With low resources and morale, the crew seriously contemplate participating in piracy themselves, until Captain Janeway reminds them of their oaths to Starfleet, and convinces them to form an alliance with other ships. By working together, they’re able to escape the void and maintain their integrity.


Deep Space Nine allowed the Star Trek franchise to explore the darker, grittier side of Starfleet, evident in no clearer way than in this episode that features a morally bankrupt Commander Benjamin Sisko. He endeavors to bring noted Federation enemies the Romulans into an alliance to win a greater war, and in so doing has to make an ally of a Cardassian spy, a prison convict, and other duplicitous characters to accomplish his goal.

RELATED: Star Trek: Deep Space Nine Season 8 Would Have Killed [SPOILER]

Sisko sacrifices his idealism in exchange for a shot at triumph over the Dominion. He’s willing to do whatever it takes to convince the Romulans, even if it goes against every principle of Starfleet. It is both a deep character study and a taut psychological thriller as Garak’s machinations unfold in the background.


Being the only android on the crew of the Enterprise, Data was part of many episodes in TNG that focused on his attempt to understand human behavior and fit in with his peers. In this episode, what makes him different is singled out when a Starfleet cyberneticist wants to disassemble him for study. Data is unwilling, preferring to resign from Starfleet instead of being dissected like an experiment.

As Starfleet views him as “property”, he isn’t allowed to do so, calling into question his rights to independence as a member of the crew versus lack of agency under Starfleet ownership. The episode becomes an emotional legal drama as Captain Picard represents Data’s interests to a panel of justice, with Commander Riker representing the cyberneticist.


In a white-knuckle episode about prejudice and hatred of “the other,” Kirk and the crew of the Enterprise take on the Romulans in a monumental showdown involving strategy, cunning, and knowing your enemy. Kirk is stretched to his limit against a faceless enemy he has never encountered before.

RELATED: Why Star Trek: The Original Series Was Cancelled After Season 3

At the end of the episode, when the Enterprise has almost lost and the Romulans finally reveal themselves, Kirk is shocked to see that they resemble their resident Vulcan, Mr. Spock, from which they share common ancestry. It forces the crew to come to terms with their own xenophobia, and admit that there are aspects of the Romulans they can respect, such as the captain of the Romulan ship.

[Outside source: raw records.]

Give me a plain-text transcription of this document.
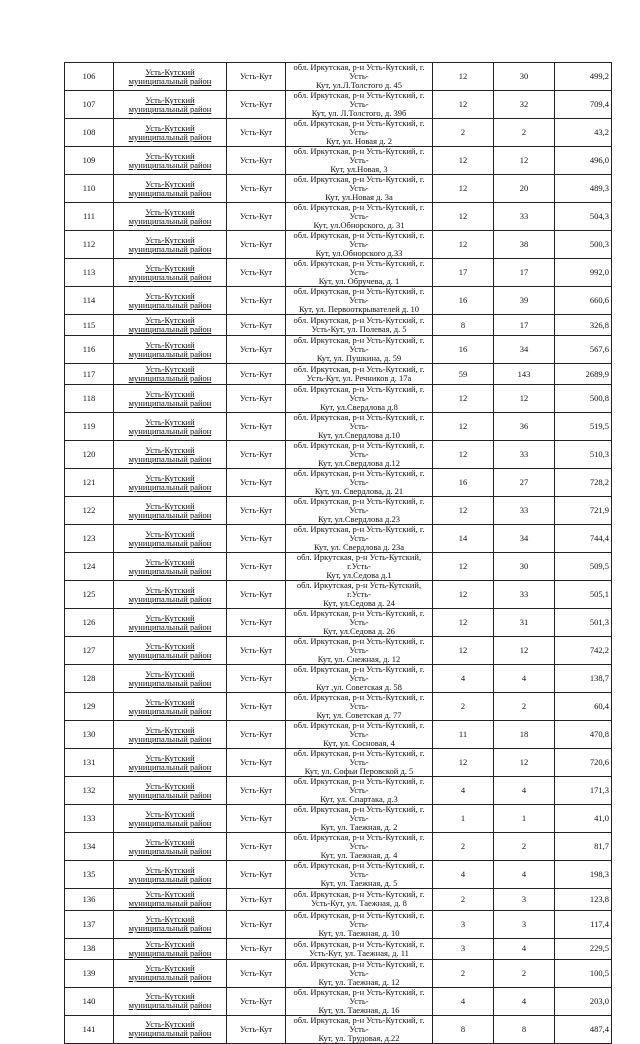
106	Усть-Кутский
муниципальный район	Усть-Кут	обл. Иркутская, р-н Усть-Кутский, г. Усть-
Кут, ул.Л.Толстого д. 45	12	30	499,2
107	Усть-Кутский
муниципальный район	Усть-Кут	обл. Иркутская, р-н Усть-Кутский, г. Усть-
Кут, ул. Л.Толстого, д. 39б	12	32	709,4
108	Усть-Кутский
муниципальный район	Усть-Кут	обл. Иркутская, р-н Усть-Кутский, г. Усть-
Кут, ул. Новая д. 2	2	2	43,2
109	Усть-Кутский
муниципальный район	Усть-Кут	обл. Иркутская, р-н Усть-Кутский, г. Усть-
Кут, ул.Новая, 3	12	12	496,0
110	Усть-Кутский
муниципальный район	Усть-Кут	обл. Иркутская, р-н Усть-Кутский, г. Усть-
Кут, ул.Новая д. 3а	12	20	489,3
111	Усть-Кутский
муниципальный район	Усть-Кут	обл. Иркутская, р-н Усть-Кутский, г. Усть-
Кут, ул.Обнорского, д. 31	12	33	504,3
112	Усть-Кутский
муниципальный район	Усть-Кут	обл. Иркутская, р-н Усть-Кутский, г. Усть-
Кут, ул.Обнорского д.33	12	38	500,3
113	Усть-Кутский
муниципальный район	Усть-Кут	обл. Иркутская, р-н Усть-Кутский, г. Усть-
Кут, ул. Обручева, д. 1	17	17	992,0
114	Усть-Кутский
муниципальный район	Усть-Кут	обл. Иркутская, р-н Усть-Кутский, г. Усть-
Кут, ул. Первооткрывателей д. 10	16	39	660,6
115	Усть-Кутский
муниципальный район	Усть-Кут	обл. Иркутская, р-н Усть-Кутский, г.
Усть-Кут, ул. Полевая, д. 5	8	17	326,8
116	Усть-Кутский
муниципальный район	Усть-Кут	обл. Иркутская, р-н Усть-Кутский, г. Усть-
Кут, ул. Пушкина, д. 59	16	34	567,6
117	Усть-Кутский
муниципальный район	Усть-Кут	обл. Иркутская, р-н Усть-Кутский, г.
Усть-Кут, ул. Речников д. 17а	59	143	2689,9
118	Усть-Кутский
муниципальный район	Усть-Кут	обл. Иркутская, р-н Усть-Кутский, г. Усть-
Кут, ул.Свердлова д.8	12	12	500,8
119	Усть-Кутский
муниципальный район	Усть-Кут	обл. Иркутская, р-н Усть-Кутский, г. Усть-
Кут, ул.Свердлова д.10	12	36	519,5
120	Усть-Кутский
муниципальный район	Усть-Кут	обл. Иркутская, р-н Усть-Кутский, г. Усть-
Кут, ул.Свердлова д.12	12	33	510,3
121	Усть-Кутский
муниципальный район	Усть-Кут	обл. Иркутская, р-н Усть-Кутский, г. Усть-
Кут, ул. Свердлова, д. 21	16	27	728,2
122	Усть-Кутский
муниципальный район	Усть-Кут	обл. Иркутская, р-н Усть-Кутский, г. Усть-
Кут, ул.Свердлова д.23	12	33	721,9
123	Усть-Кутский
муниципальный район	Усть-Кут	обл. Иркутская, р-н Усть-Кутский, г. Усть-
Кут, ул. Свердлова д. 23а	14	34	744,4
124	Усть-Кутский
муниципальный район	Усть-Кут	обл. Иркутская, р-н Усть-Кутский, г.Усть-
Кут, ул.Седова д.1	12	30	509,5
125	Усть-Кутский
муниципальный район	Усть-Кут	обл. Иркутская, р-н Усть-Кутский, г.Усть-
Кут, ул.Седова д. 24	12	33	505,1
126	Усть-Кутский
муниципальный район	Усть-Кут	обл. Иркутская, р-н Усть-Кутский, г. Усть-
Кут, ул.Седова д. 26	12	31	501,3
127	Усть-Кутский
муниципальный район	Усть-Кут	обл. Иркутская, р-н Усть-Кутский, г. Усть-
Кут, ул. Снежная, д. 12	12	12	742,2
128	Усть-Кутский
муниципальный район	Усть-Кут	обл. Иркутская, р-н Усть-Кутский, г. Усть-
Кут ,ул. Советская д. 58	4	4	138,7
129	Усть-Кутский
муниципальный район	Усть-Кут	обл. Иркутская, р-н Усть-Кутский, г. Усть-
Кут, ул. Советская д. 77	2	2	60,4
130	Усть-Кутский
муниципальный район	Усть-Кут	обл. Иркутская, р-н Усть-Кутский, г. Усть-
Кут, ул. Сосновая, 4	11	18	470,8
131	Усть-Кутский
муниципальный район	Усть-Кут	обл. Иркутская, р-н Усть-Кутский, г. Усть-
Кут, ул. Софьи Перовской д. 5	12	12	720,6
132	Усть-Кутский
муниципальный район	Усть-Кут	обл. Иркутская, р-н Усть-Кутский, г. Усть-
Кут, ул. Спартака, д.3	4	4	171,3
133	Усть-Кутский
муниципальный район	Усть-Кут	обл. Иркутская, р-н Усть-Кутский, г. Усть-
Кут, ул. Таежная, д. 2	1	1	41,0
134	Усть-Кутский
муниципальный район	Усть-Кут	обл. Иркутская, р-н Усть-Кутский, г. Усть-
Кут, ул. Таежная, д. 4	2	2	81,7
135	Усть-Кутский
муниципальный район	Усть-Кут	обл. Иркутская, р-н Усть-Кутский, г. Усть-
Кут, ул. Таежная, д. 5	4	4	198,3
136	Усть-Кутский
муниципальный район	Усть-Кут	обл. Иркутская, р-н Усть-Кутский, г.
Усть-Кут, ул. Таежная, д. 8	2	3	123,8
137	Усть-Кутский
муниципальный район	Усть-Кут	обл. Иркутская, р-н Усть-Кутский, г. Усть-
Кут, ул. Таежная, д. 10	3	3	117,4
138	Усть-Кутский
муниципальный район	Усть-Кут	обл. Иркутская, р-н Усть-Кутский, г.
Усть-Кут, ул. Таежная, д. 11	3	4	229,5
139	Усть-Кутский
муниципальный район	Усть-Кут	обл. Иркутская, р-н Усть-Кутский, г. Усть-
Кут, ул. Таежная, д. 12	2	2	100,5
140	Усть-Кутский
муниципальный район	Усть-Кут	обл. Иркутская, р-н Усть-Кутский, г. Усть-
Кут, ул. Таежная, д. 16	4	4	203,0
141	Усть-Кутский
муниципальный район	Усть-Кут	обл. Иркутская, р-н Усть-Кутский, г. Усть-
Кут, ул. Трудовая, д.22	8	8	487,4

Captain Picard, Worf, and Doctor Crusher are sent on a secret mission, with Captain Edward Jellico assuming command of the Enterprise in Captain Picard’s absence. The changes he makes to the infrastructure of the ship’s operations are immediately resented by the crew, and Riker suspects the lauded captain has more information on Picard’s secret mission than he lets on.

Picard is eventually captured by Cardassians, where the malevolent Gul Madred inflicts severe physiological and physical torture on him. The episode is difficult to watch as Picard is stripped of more and more dignity, but it showcases the indefatigable power of the human spirit to triumph over those that would eviscerate it. It’s also a powerhouse acting job by Patrick Stewart as Picard.


In one of the most moving episodes in the Star Trek franchise, Kirk is faced with a dilemma that questions his moral conviction and his commitment to Starfleet. After Doc McCoy suffers an overdose of cordrazine, he travels back in time to Earth in the ‘30s and unwittingly changes the course of history.

On his rescue mission to save McCoy, Kirk encounters a woman named Edith Keeler. She will become internationally famous for a pacifist movement that prevents President Roosevelt from entering WWII, allowing Adolf Hitler to develop the atomic bomb first and use it to control the world. She is supposed to die in the correct timeline, but Kirk falls in love with her. If he lets her live, the Federation and Starfleet will never exist and millions will die.